A teneur de l'art. 7 LMDPu ("Flagrant délit"), la police appréhende les individus surpris en flagrant délit y compris en cas d'actes préparatoires et de tentative sanctionnés par le droit pénal fédéral (al. 1). La police saisit les objets destinés à commettre ces infractions (al. 2). 
 
2.3.3. A titre de "Dispositions pénales", l'art. 10 LMDPu permet de sanctionner de l'amende jusqu'à 100'000 fr. celui qui a omis de requérir une autorisation de manifester, ne s'est pas conformé à sa teneur, a violé l'interdiction édictée à l'art. 6 al. 1 LMDPu ou ne s'est pas conformé aux injonctions de la police.  
 
2.4.  
 
2.4.1. En l'espèce, dans une argumentation partiellement subsidiaire à celle évoquée sous consid. 1.2 supra, la cour cantonale a jugé que, dans la mesure où la police n'était pas intervenue pour mettre fin à des violences ou à des débordements commis par les intimés, ceux-ci n'étaient pas susceptibles d'être condamnés au titre de l'art. 10 LMDPu (cf. arrêt attaqué, consid. 2.4.3 p. 14).  
Les juges cantonaux ont ainsi relevé que le comportement reproché aux intimés (soit en l'état à l'intimé B.________ uniquement [cf. consid. 1.3 supra]) avait trait au seul fait de ne pas avoir obtempéré aux sommations de la police de quitter les lieux après la manifestation qui s'était tenue le 15 mars 2019, sans qu'au surplus il devait leur être reproché d'avoir causé un quelconque dommage ou désagrément ayant excédé le trouble de la circulation sur les lieux en cause, la manifestation n'ayant par ailleurs pas été émaillée de violences (cf. arrêt attaqué, consid. 2.4.2 p. 13 s.).  
 
2.4.2. Certes, selon la cour cantonale, à suivre une interprétation strictement littérale de l'art. 10 in fine LMDPu (soit de la quatrième et dernière hypothèse énoncée par cette disposition) et à admettre que les intimés avaient entendu, mais n'avaient pas respecté les sommations de la police, leur comportement paraissait en effet devoir être réprimé d'une contravention au sens de la LMDPu.  

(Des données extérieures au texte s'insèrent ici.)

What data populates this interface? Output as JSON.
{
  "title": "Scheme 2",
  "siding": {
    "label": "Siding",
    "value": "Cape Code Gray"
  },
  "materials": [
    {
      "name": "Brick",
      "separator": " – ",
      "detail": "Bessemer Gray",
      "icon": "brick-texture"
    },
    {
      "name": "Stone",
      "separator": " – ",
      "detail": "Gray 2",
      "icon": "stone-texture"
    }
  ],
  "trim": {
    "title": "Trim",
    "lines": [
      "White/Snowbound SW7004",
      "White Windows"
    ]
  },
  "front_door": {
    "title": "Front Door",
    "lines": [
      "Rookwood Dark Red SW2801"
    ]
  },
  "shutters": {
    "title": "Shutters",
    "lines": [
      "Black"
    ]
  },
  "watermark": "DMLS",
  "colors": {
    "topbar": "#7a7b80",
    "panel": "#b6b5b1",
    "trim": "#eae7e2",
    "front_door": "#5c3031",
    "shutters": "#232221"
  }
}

Tel n'était toutefois pas le cas si l'on référait à une interprétation systématique, historique et téléologique du droit cantonal pertinent. Il fallait ainsi prendre en considération que la LMDPu ne mentionnait les termes "injonction" ou "sommation" que dans trois cas précis, à savoir l'obligation du bénéficiaire de l'autorisation ou de la personne responsable de se conformer aux injonctions de la police (art. 4 al. 5 LMDPu), celle du service d'ordre dans la même mesure (art. 5 al. 4 in fine LMDPu) et, en cas de violences et de débordements, celle des participants à la manifestation d'obtempérer immédiatement aux sommations de la police (art. 6 al. 4 in fine LMDPu). Il en résultait, sous l'angle d'une interprétation systématique de la loi, que la contravention décrite à l'art. 10 in fine LMDPu ne visait que l'une de ces trois hypothèses et non en tant que telle, en l'absence de violences et de débordements, la désobéissance à une injonction ou à une sommation de la police, étant du reste observé, toujours sous l'angle d'une approche systématique, que la loi n'imposait pas une distinction entre les termes d'injonction et de sommation.  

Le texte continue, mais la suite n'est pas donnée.